BOISE, Idaho — Federal scientists are conducting a low-flow stream study in six Western states in an attempt to gain insights that could help resource managers better allocate scarce water supplies during future droughts.
U.S. Geological Survey workers are measuring flows and temperatures through September in nearly 500 streams mostly in upper tributaries in Idaho, California, Nevada, Oregon, Utah and Washington.
The report could ultimately be used for everything from deciding how much water to release from dams, how many cattle to allow on grazing allotments, how much water will be available for farmers in irrigation districts and decisions about rivers that contain fish protected under the Endangered Species Act.
“If water managers can understand which streams are most vulnerable it helps them target efforts for drought relief,” said Chris Konrad, a research hydrologist with the federal agency and the study’s project chief.
The spring snowpack in the West in 2015 was much lower than long-term averages, and many rivers in the region are now at historically low flows.
What is especially unusual about the low snowpack, Konrad said, is that many areas received average amounts of precipitation.
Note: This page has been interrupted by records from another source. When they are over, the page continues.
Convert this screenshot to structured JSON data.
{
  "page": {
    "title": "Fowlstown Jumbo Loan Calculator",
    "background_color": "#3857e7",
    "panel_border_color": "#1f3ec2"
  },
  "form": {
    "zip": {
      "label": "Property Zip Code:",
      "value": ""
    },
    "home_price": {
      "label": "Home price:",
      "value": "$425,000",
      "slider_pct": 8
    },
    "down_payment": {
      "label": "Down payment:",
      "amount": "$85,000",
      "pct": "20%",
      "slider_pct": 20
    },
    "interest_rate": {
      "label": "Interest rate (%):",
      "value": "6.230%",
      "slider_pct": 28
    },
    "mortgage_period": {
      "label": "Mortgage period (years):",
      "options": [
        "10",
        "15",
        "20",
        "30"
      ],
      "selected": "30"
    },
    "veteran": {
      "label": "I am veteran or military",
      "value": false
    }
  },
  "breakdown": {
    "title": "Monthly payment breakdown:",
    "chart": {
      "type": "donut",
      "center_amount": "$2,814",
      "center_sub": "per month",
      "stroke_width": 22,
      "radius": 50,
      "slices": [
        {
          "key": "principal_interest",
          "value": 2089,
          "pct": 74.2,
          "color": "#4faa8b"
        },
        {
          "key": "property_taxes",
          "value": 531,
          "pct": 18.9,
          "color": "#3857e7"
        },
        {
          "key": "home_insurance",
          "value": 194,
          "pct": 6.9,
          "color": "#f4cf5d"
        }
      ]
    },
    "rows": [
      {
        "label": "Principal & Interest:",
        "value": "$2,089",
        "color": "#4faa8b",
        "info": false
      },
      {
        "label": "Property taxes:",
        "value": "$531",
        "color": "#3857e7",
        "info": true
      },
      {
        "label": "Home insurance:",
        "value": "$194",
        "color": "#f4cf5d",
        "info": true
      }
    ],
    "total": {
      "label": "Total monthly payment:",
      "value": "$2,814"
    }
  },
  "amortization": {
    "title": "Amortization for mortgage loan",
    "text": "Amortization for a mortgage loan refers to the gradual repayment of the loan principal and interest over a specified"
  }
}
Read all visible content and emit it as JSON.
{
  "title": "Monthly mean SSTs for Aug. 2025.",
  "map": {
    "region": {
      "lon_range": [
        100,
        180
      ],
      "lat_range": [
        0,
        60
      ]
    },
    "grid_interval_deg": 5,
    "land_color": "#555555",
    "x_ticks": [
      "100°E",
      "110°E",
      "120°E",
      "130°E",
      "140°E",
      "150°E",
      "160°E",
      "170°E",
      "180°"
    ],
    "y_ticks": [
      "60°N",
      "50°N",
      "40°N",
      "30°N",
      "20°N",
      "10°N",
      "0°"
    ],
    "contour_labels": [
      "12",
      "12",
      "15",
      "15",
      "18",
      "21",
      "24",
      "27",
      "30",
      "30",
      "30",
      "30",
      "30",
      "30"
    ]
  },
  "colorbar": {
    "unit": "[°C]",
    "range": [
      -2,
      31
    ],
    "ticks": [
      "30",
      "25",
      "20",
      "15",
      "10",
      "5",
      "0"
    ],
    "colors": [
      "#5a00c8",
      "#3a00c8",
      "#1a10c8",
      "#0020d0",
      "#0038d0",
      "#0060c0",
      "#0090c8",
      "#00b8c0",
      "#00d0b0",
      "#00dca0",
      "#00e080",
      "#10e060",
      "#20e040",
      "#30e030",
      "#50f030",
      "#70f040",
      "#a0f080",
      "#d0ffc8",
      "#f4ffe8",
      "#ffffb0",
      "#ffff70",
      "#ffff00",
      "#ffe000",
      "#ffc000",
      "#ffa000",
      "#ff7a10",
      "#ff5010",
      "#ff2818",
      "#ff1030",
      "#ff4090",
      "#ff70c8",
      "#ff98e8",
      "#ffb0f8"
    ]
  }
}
However, it came down as rain rather than snow, meaning it immediately ran through basins rather than forming a high-elevation snowpack that functions as a kind of reservoir slowly melting through the summer to replenish streams.
“This is pretty extreme by historical standards,” Konrad said. “I don’t know that we can expect this kind of year frequently. But at the same time, we also know climate models are telling us we should expect warmer winters and in some years less snowpack. If we see one year like this, it’s likely that we’ll see more years like this.”